Location: Infectious Bacterial Diseases ResearchTitle: Influence of species of negative control sera on results of a brucellosis fluorescence polarization assay
|CRAWFORD, LAUREN - Orise Fellow|
|FUENTES, ANTONIO - Montana State Diagnostic Laboratories|
|KOSTOVIC, MILADIN - Diachemix Corporation|
Submitted to: Journal of Veterinary Diagnostic Investigation
Publication Type: Peer Reviewed Journal
Publication Acceptance Date: 8/14/2020
Publication Date: 11/19/2020
Citation: Olsen, S.C., Crawford, L., Fuentes, A., Kostovic, M., Boggiatto, P.M. 2020. Influence of species of negative control sera on results of a brucellosis fluorescence polarization assay . Journal of Veterinary Diagnostic Investigation. 33:67-72. https://doi.org/10.1177/1040638720970888.
Interpretive Summary: Brucellosis is a zoonotic bacterial disease for which animals serve as the primary source for transmission of infection to humans. Control of brucellosis in animals is primarily by use of serologic tests to detect infection. The florescence polarization assay is a serology test with high sensitivity and specificity that is widely used in the United States for brucellosis testing. This diagnostic test, which was initially developed for use in cattle, uses cattle sera for defining positive and negative responses. However, use of cattle sera may influence results when samples from other species are evaluated. In this study, we evaluated species differences in test performance and demonstrated that the source of the background sera can influence responses on the FPA test. However, because positive responses in infected animals demonstrate a greater magnitude change in FPA values than differences that occur between background sera, we found that test interpretation as positive, suspect or negative was not influenced by species differences in background . We also demonstrated that RB51 vaccination or persistent infection with RB51 does not cause positive responses on the FPA diagnostic test.
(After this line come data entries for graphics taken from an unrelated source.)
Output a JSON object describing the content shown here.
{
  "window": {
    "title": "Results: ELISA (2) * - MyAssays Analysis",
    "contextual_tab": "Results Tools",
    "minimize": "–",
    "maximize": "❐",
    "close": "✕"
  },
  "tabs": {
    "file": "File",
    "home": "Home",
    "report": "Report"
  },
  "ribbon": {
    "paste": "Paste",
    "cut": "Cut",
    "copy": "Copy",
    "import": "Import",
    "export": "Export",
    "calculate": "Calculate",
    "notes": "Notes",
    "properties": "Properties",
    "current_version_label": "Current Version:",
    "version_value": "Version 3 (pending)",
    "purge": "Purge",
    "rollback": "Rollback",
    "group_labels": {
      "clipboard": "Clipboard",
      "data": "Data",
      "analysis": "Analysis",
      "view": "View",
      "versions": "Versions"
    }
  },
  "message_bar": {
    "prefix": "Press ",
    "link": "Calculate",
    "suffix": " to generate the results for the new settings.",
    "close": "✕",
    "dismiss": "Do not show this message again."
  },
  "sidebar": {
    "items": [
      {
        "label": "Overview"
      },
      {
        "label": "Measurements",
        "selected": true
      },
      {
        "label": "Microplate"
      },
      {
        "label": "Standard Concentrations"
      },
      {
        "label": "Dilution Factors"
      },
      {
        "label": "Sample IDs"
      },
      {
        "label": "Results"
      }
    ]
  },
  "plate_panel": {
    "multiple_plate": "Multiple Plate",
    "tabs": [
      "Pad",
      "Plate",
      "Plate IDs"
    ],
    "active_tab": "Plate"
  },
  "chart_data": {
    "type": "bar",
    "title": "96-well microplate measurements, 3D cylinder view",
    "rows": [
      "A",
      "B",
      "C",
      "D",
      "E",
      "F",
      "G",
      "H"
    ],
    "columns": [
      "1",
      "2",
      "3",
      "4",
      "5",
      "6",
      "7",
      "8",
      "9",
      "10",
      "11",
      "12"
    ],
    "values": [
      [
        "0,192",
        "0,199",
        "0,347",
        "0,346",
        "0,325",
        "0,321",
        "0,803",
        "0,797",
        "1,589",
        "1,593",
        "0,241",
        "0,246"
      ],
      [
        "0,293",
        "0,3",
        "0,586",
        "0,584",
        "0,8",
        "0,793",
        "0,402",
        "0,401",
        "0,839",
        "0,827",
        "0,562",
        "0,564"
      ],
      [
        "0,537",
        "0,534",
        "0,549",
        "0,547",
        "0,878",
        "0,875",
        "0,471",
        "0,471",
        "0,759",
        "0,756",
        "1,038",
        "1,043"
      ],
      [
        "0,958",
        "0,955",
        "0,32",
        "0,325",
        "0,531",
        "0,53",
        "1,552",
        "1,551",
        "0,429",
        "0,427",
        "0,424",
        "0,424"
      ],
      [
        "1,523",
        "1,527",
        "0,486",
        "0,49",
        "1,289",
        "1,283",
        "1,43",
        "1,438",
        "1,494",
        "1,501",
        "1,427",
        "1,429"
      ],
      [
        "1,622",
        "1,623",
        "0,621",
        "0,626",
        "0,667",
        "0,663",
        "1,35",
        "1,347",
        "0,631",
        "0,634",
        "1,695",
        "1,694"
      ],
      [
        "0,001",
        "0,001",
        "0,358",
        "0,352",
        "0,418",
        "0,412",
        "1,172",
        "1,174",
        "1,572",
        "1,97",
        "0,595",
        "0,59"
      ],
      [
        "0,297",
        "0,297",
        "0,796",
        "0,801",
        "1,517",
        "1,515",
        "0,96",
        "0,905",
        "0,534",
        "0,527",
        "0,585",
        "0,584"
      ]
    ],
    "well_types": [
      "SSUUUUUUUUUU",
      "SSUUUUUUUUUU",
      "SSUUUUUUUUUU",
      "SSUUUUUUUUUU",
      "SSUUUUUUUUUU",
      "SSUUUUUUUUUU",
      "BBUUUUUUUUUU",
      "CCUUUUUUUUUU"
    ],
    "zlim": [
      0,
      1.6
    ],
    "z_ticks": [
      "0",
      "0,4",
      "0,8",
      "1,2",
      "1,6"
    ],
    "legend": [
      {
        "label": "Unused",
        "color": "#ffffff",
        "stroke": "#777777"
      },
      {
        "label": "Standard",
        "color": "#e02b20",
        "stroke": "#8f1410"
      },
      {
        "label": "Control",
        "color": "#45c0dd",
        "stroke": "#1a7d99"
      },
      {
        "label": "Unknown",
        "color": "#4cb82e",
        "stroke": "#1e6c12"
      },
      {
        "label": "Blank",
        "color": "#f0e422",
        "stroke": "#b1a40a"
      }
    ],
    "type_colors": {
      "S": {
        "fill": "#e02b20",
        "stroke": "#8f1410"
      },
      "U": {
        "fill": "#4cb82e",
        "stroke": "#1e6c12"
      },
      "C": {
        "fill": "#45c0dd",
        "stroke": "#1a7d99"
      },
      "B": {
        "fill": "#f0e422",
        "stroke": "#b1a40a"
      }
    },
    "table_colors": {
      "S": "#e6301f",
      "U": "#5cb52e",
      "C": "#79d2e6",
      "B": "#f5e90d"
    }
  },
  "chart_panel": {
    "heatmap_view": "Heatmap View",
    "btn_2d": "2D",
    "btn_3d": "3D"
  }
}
This data will be of interest to regulatory officials and livestock producers as it clarifies the performance characteristics of the FPA assay for detecting brucellosis infection.
Technical Abstract: Responses of sera from cattle, bison, elk, and swine representing control, early vaccination (4 to 8 weeks), late vaccination (21 to 28 weeks) or booster vaccination, early after experimental challenge (2 to 4 weeks), and late after experimental challenge (8 to 21 weeks), were evaluated in the brucellosis fluorescence polarization assay (FPA; n=10/species/trt) using negative sera from cattle, bison, elk, and swine as background (n=5/species). Sera from cattle shedding B. abortus strain RB51 in milk were also evaluated against the background sera. Our data indicated that species of background sera could influence (P<0.05) delta mP on the FPA. However, in general, the species of background sera did not alter interpretation of FPA responses in control, vaccinated, or infected animals. Even after repeated RB51 vaccinations in bison, cattle, or elk, or in cattle shedding RB51 in milk, serologic responses on the FPA assay remained negative. Species differences in FPA responses were noted as elk develop robust humoral responses very quickly after infection that result in strong positive responses on the FPA assay. In cattle and bison, humoral responses appear to develop over a longer period of time and positive responses with the FPA appear to be more definitive at later times after infection. Specificity of the FPA assay was greatest for elk in early challenge samples and bison in late challenge samples. Data from the current study and others suggests that for natural hosts of B. abortus, the FPA assay is a sensitive and specific test for detecting infected animals.